Do Google spiders crawl your draft WordPress posts or those that you trashed?
The answer might surprise you.
In this post I’m going to show you how to prevent Google from crawling WordPress posts that are in draft mode or trashed.
What is Google Crawling and Indexing?
Googlebot is a program that finds new or updated web pages on the Internet. These pages are then evaluated for addition to the Google index based on an algorithmic process.
In this process, Googlebot looks at the content, tags, and various page elements to be compiled into the Google search index.
Sometimes, when Googlebot crawls your website, it finds URLs that don’t actually exist. In reality, they are WordPress draft posts or other posts that you trashed.

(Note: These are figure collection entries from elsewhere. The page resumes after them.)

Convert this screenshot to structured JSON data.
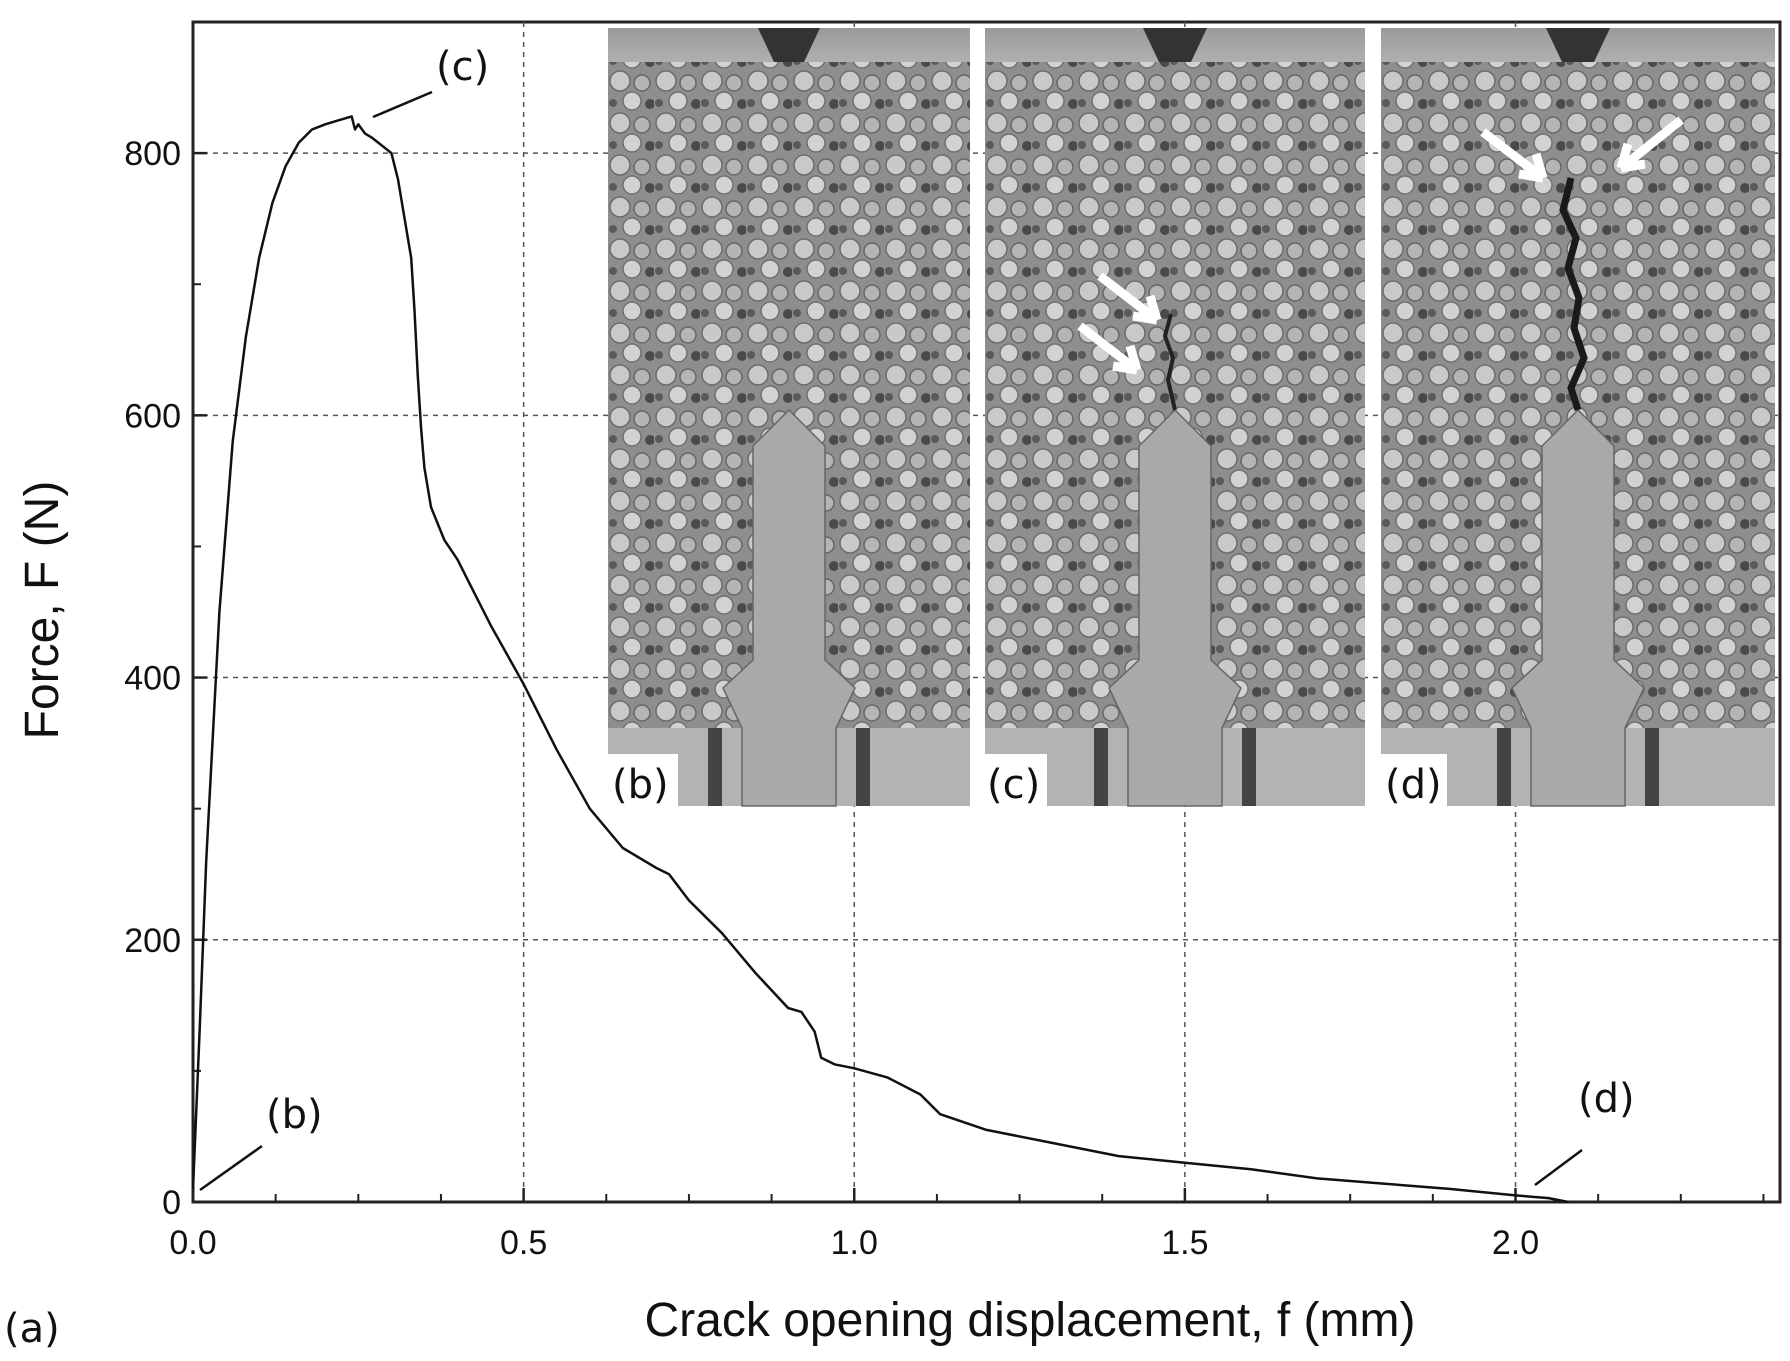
{
  "chart_data": {
    "type": "line",
    "panel_label": "(a)",
    "xlabel": "Crack opening displacement, f (mm)",
    "ylabel": "Force, F (N)",
    "xlim": [
      0,
      2.4
    ],
    "ylim": [
      0,
      900
    ],
    "xticks": [
      0.0,
      0.5,
      1.0,
      1.5,
      2.0
    ],
    "xtick_labels": [
      "0.0",
      "0.5",
      "1.0",
      "1.5",
      "2.0"
    ],
    "yticks": [
      0,
      200,
      400,
      600,
      800
    ],
    "ytick_labels": [
      "0",
      "200",
      "400",
      "600",
      "800"
    ],
    "grid": true,
    "series": [
      {
        "x": [
          0.0,
          0.01,
          0.02,
          0.04,
          0.06,
          0.08,
          0.1,
          0.12,
          0.14,
          0.16,
          0.18,
          0.2,
          0.22,
          0.24,
          0.245,
          0.25,
          0.26,
          0.27,
          0.28,
          0.3,
          0.31,
          0.32,
          0.33,
          0.335,
          0.34,
          0.345,
          0.35,
          0.36,
          0.38,
          0.4,
          0.42,
          0.45,
          0.5,
          0.55,
          0.6,
          0.65,
          0.7,
          0.72,
          0.75,
          0.8,
          0.85,
          0.9,
          0.92,
          0.94,
          0.95,
          0.97,
          1.0,
          1.05,
          1.1,
          1.13,
          1.2,
          1.3,
          1.4,
          1.5,
          1.6,
          1.7,
          1.8,
          1.9,
          2.0,
          2.05,
          2.08
        ],
        "y": [
          10,
          130,
          260,
          450,
          580,
          660,
          720,
          762,
          790,
          808,
          818,
          822,
          825,
          828,
          818,
          822,
          815,
          812,
          808,
          800,
          780,
          750,
          720,
          680,
          630,
          590,
          560,
          530,
          505,
          490,
          470,
          440,
          395,
          345,
          300,
          270,
          255,
          250,
          230,
          205,
          175,
          148,
          145,
          130,
          110,
          105,
          102,
          95,
          82,
          67,
          55,
          45,
          35,
          30,
          25,
          18,
          14,
          10,
          5,
          3,
          0
        ]
      }
    ],
    "annotations": [
      {
        "text": "(b)",
        "x": 0.0,
        "y": 10
      },
      {
        "text": "(c)",
        "x": 0.25,
        "y": 822
      },
      {
        "text": "(d)",
        "x": 2.05,
        "y": 3
      }
    ]
  },
  "inset_labels": [
    "(b)",
    "(c)",
    "(d)"
  ]
}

Imagine my surprise when I went into Google Webmaster tools to find these four URL errors.
There were 2 posts that were never published but were trashed while in draft mode. In addition, there were 2 posts in draft mode.
Google Webmaster Tools reported these as 404 response codes.

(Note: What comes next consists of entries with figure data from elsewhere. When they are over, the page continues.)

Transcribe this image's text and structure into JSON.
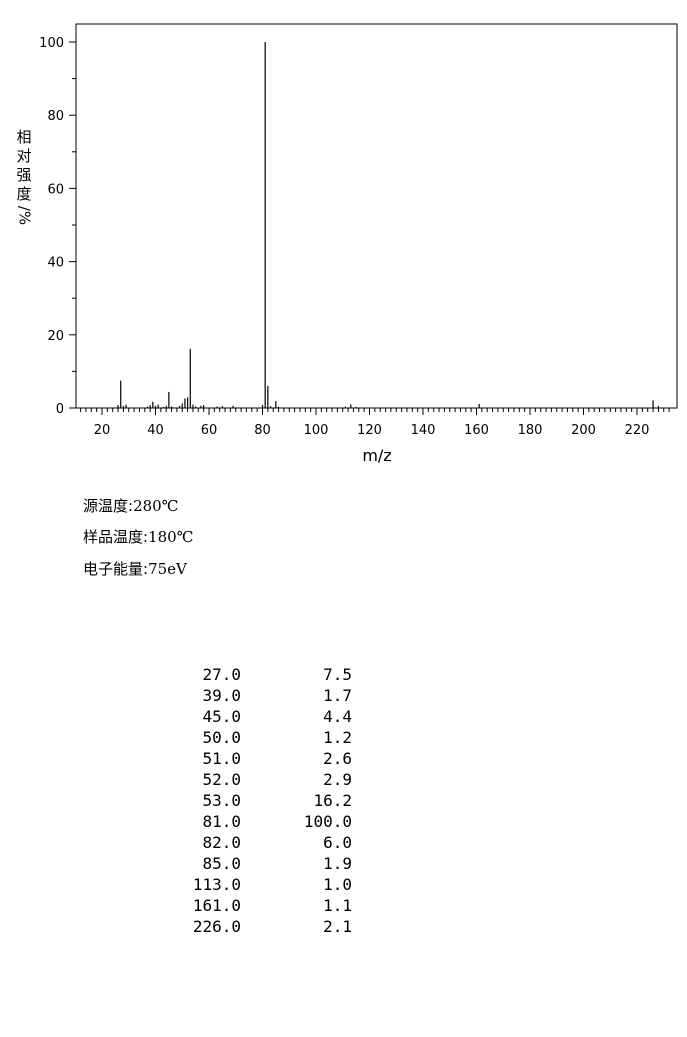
{
  "chart_data": {
    "type": "bar",
    "xlabel": "m/z",
    "ylabel": "相对强度/%",
    "xlim": [
      10,
      232
    ],
    "ylim": [
      0,
      105
    ],
    "xticks": [
      20,
      40,
      60,
      80,
      100,
      120,
      140,
      160,
      180,
      200,
      220
    ],
    "yticks": [
      0,
      20,
      40,
      60,
      80,
      100
    ],
    "grid": false,
    "peaks": [
      {
        "mz": 26,
        "abundance": 0.8
      },
      {
        "mz": 27,
        "abundance": 7.5
      },
      {
        "mz": 28,
        "abundance": 0.6
      },
      {
        "mz": 29,
        "abundance": 0.9
      },
      {
        "mz": 37,
        "abundance": 0.4
      },
      {
        "mz": 38,
        "abundance": 0.8
      },
      {
        "mz": 39,
        "abundance": 1.7
      },
      {
        "mz": 40,
        "abundance": 0.6
      },
      {
        "mz": 41,
        "abundance": 0.9
      },
      {
        "mz": 43,
        "abundance": 0.3
      },
      {
        "mz": 44,
        "abundance": 0.6
      },
      {
        "mz": 45,
        "abundance": 4.4
      },
      {
        "mz": 46,
        "abundance": 0.4
      },
      {
        "mz": 49,
        "abundance": 0.6
      },
      {
        "mz": 50,
        "abundance": 1.2
      },
      {
        "mz": 51,
        "abundance": 2.6
      },
      {
        "mz": 52,
        "abundance": 2.9
      },
      {
        "mz": 53,
        "abundance": 16.2
      },
      {
        "mz": 54,
        "abundance": 0.9
      },
      {
        "mz": 55,
        "abundance": 0.4
      },
      {
        "mz": 57,
        "abundance": 0.6
      },
      {
        "mz": 58,
        "abundance": 0.8
      },
      {
        "mz": 63,
        "abundance": 0.4
      },
      {
        "mz": 65,
        "abundance": 0.5
      },
      {
        "mz": 69,
        "abundance": 0.6
      },
      {
        "mz": 80,
        "abundance": 0.8
      },
      {
        "mz": 81,
        "abundance": 100.0
      },
      {
        "mz": 82,
        "abundance": 6.0
      },
      {
        "mz": 83,
        "abundance": 0.5
      },
      {
        "mz": 85,
        "abundance": 1.9
      },
      {
        "mz": 86,
        "abundance": 0.3
      },
      {
        "mz": 111,
        "abundance": 0.4
      },
      {
        "mz": 113,
        "abundance": 1.0
      },
      {
        "mz": 115,
        "abundance": 0.3
      },
      {
        "mz": 161,
        "abundance": 1.1
      },
      {
        "mz": 226,
        "abundance": 2.1
      },
      {
        "mz": 228,
        "abundance": 0.6
      }
    ]
  },
  "ylabel_chars": [
    "相",
    "对",
    "强",
    "度"
  ],
  "ylabel_unit": "/%",
  "conditions": [
    {
      "label": "源温度:",
      "value": "280℃"
    },
    {
      "label": "样品温度:",
      "value": "180℃"
    },
    {
      "label": "电子能量:",
      "value": "75eV"
    }
  ],
  "peak_table": [
    {
      "mz": "27.0",
      "abundance": "7.5"
    },
    {
      "mz": "39.0",
      "abundance": "1.7"
    },
    {
      "mz": "45.0",
      "abundance": "4.4"
    },
    {
      "mz": "50.0",
      "abundance": "1.2"
    },
    {
      "mz": "51.0",
      "abundance": "2.6"
    },
    {
      "mz": "52.0",
      "abundance": "2.9"
    },
    {
      "mz": "53.0",
      "abundance": "16.2"
    },
    {
      "mz": "81.0",
      "abundance": "100.0"
    },
    {
      "mz": "82.0",
      "abundance": "6.0"
    },
    {
      "mz": "85.0",
      "abundance": "1.9"
    },
    {
      "mz": "113.0",
      "abundance": "1.0"
    },
    {
      "mz": "161.0",
      "abundance": "1.1"
    },
    {
      "mz": "226.0",
      "abundance": "2.1"
    }
  ]
}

While these type of 404 errors don’t harm your site’s performance in search, search engines are still spending time crawling and indexing non-existent URLs on your site.
Here’s the deal…
To avoid these crawl problems altogether, it’s best to prevent or fix these problems. In the best case scenario, you want the Google Webmaster Crawl Errors report to show no errors.

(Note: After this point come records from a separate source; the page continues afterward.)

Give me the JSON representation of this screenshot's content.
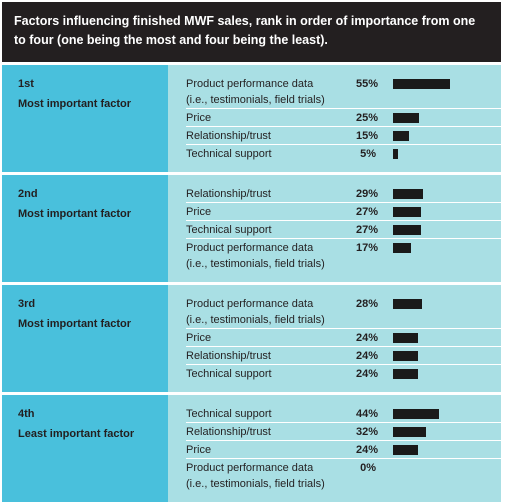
{
  "title": "Factors influencing finished MWF sales, rank in order of importance from one to four (one being the most and four being the least).",
  "groups": [
    {
      "rank": "1st",
      "label": "Most important factor",
      "rows": [
        {
          "factor": "Product performance data",
          "detail": "(i.e., testimonials, field trials)",
          "value": 55,
          "label": "55%"
        },
        {
          "factor": "Price",
          "value": 25,
          "label": "25%"
        },
        {
          "factor": "Relationship/trust",
          "value": 15,
          "label": "15%"
        },
        {
          "factor": "Technical support",
          "value": 5,
          "label": "5%"
        }
      ]
    },
    {
      "rank": "2nd",
      "label": "Most important factor",
      "rows": [
        {
          "factor": "Relationship/trust",
          "value": 29,
          "label": "29%"
        },
        {
          "factor": "Price",
          "value": 27,
          "label": "27%"
        },
        {
          "factor": "Technical support",
          "value": 27,
          "label": "27%"
        },
        {
          "factor": "Product performance data",
          "detail": "(i.e., testimonials, field trials)",
          "value": 17,
          "label": "17%"
        }
      ]
    },
    {
      "rank": "3rd",
      "label": "Most important factor",
      "rows": [
        {
          "factor": "Product performance data",
          "detail": "(i.e., testimonials, field trials)",
          "value": 28,
          "label": "28%"
        },
        {
          "factor": "Price",
          "value": 24,
          "label": "24%"
        },
        {
          "factor": "Relationship/trust",
          "value": 24,
          "label": "24%"
        },
        {
          "factor": "Technical support",
          "value": 24,
          "label": "24%"
        }
      ]
    },
    {
      "rank": "4th",
      "label": "Least important factor",
      "rows": [
        {
          "factor": "Technical support",
          "value": 44,
          "label": "44%"
        },
        {
          "factor": "Relationship/trust",
          "value": 32,
          "label": "32%"
        },
        {
          "factor": "Price",
          "value": 24,
          "label": "24%"
        },
        {
          "factor": "Product performance data",
          "detail": "(i.e., testimonials, field trials)",
          "value": 0,
          "label": "0%"
        }
      ]
    }
  ]
}
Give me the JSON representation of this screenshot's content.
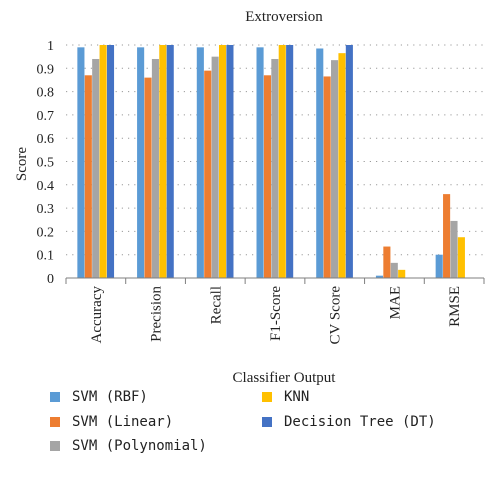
{
  "chart_data": {
    "type": "bar",
    "title": "Extroversion",
    "xlabel": "Classifier Output",
    "ylabel": "Score",
    "ylim": [
      0,
      1
    ],
    "yticks": [
      "0",
      "0.1",
      "0.2",
      "0.3",
      "0.4",
      "0.5",
      "0.6",
      "0.7",
      "0.8",
      "0.9",
      "1"
    ],
    "grid": "dotted horizontal",
    "legend_position": "bottom",
    "categories": [
      "Accuracy",
      "Precision",
      "Recall",
      "F1-Score",
      "CV Score",
      "MAE",
      "RMSE"
    ],
    "series": [
      {
        "name": "SVM (RBF)",
        "color": "#5b9bd5",
        "values": [
          0.99,
          0.99,
          0.99,
          0.99,
          0.985,
          0.01,
          0.1
        ]
      },
      {
        "name": "SVM (Linear)",
        "color": "#ed7d31",
        "values": [
          0.87,
          0.86,
          0.89,
          0.87,
          0.865,
          0.135,
          0.36
        ]
      },
      {
        "name": "SVM (Polynomial)",
        "color": "#a5a5a5",
        "values": [
          0.94,
          0.94,
          0.95,
          0.94,
          0.935,
          0.065,
          0.245
        ]
      },
      {
        "name": "KNN",
        "color": "#ffc000",
        "values": [
          1.0,
          1.0,
          1.0,
          1.0,
          0.965,
          0.035,
          0.175
        ]
      },
      {
        "name": "Decision Tree (DT)",
        "color": "#4472c4",
        "values": [
          1.0,
          1.0,
          1.0,
          1.0,
          1.0,
          0.0,
          0.0
        ]
      }
    ]
  }
}
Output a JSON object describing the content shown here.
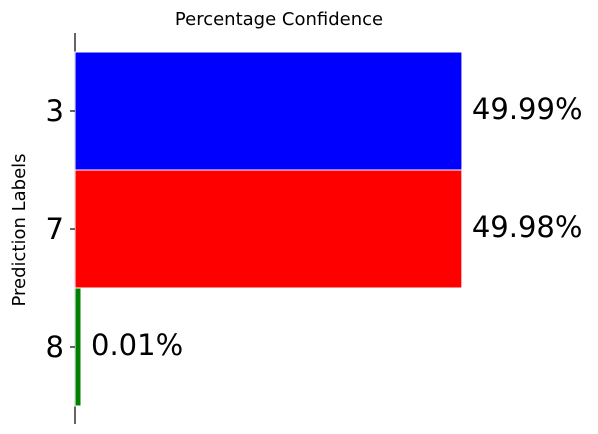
{
  "chart_data": {
    "type": "bar",
    "orientation": "horizontal",
    "title": "Percentage Confidence",
    "xlabel": "",
    "ylabel": "Prediction Labels",
    "categories": [
      "3",
      "7",
      "8"
    ],
    "values": [
      49.99,
      49.98,
      0.01
    ],
    "value_labels": [
      "49.99%",
      "49.98%",
      "0.01%"
    ],
    "colors": [
      "#0000ff",
      "#ff0000",
      "#008000"
    ],
    "xlim": [
      0,
      50
    ],
    "grid": false,
    "legend": "none",
    "axes": {
      "x_visible": false,
      "left_spine": true
    }
  }
}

What is a Draft WordPress Post?
Before we get into two simple ways to prevent draft posts from being crawled by Google, let’s agree on what a draft post is.
In WordPress, when you write a post you can choose one of the following status prior to Publishing:
- Pending review
A draft is a post that you may have started and you’ll get back to at a later time.
3 Ways to Prevent Googlebot from Indexing Blog Post Drafts and Trashed Posts
Don’t wait until Googlebot has already crawled draft or trashed posts to take care of it. If you do, you’ll have to address it in Google Webmaster tools.
1 – If you create WordPress draft posts, you can set the Robots Meta Settings to:
- Apply noindex to this post/page
- Apply nofollow to this post/page
- Apply noarchive to this post/page
If your WordPress theme provides SEO settings, you can find them below the blog post in WordPress.
If you are using an SEO plugin, it may provide these settings as well.
When you turn on these settings, instructions are given to Googlebot NOT to crawl this URL.
2. Create your blog posts using software on your computer instead of directly in WordPress. You can also use Google Docs to create documents that you can later transfer to WordPress once you are happy with them.
Another advantage of NOT keeping drafts in WordPress is what happens if your website crashes and you lose everything? Having those posts in a source program can be a lifesaver.
3. If you trash your WordPress post, be sure to empty the trash right away so the post is not sitting there for Googlebot to find.
Now that you know your draft posts can be crawled by Googlebot, what action will you take to prevent it?
If you are not already using Google Webmaster Tools, head over there and get your account setup so you keep track of the health of your website.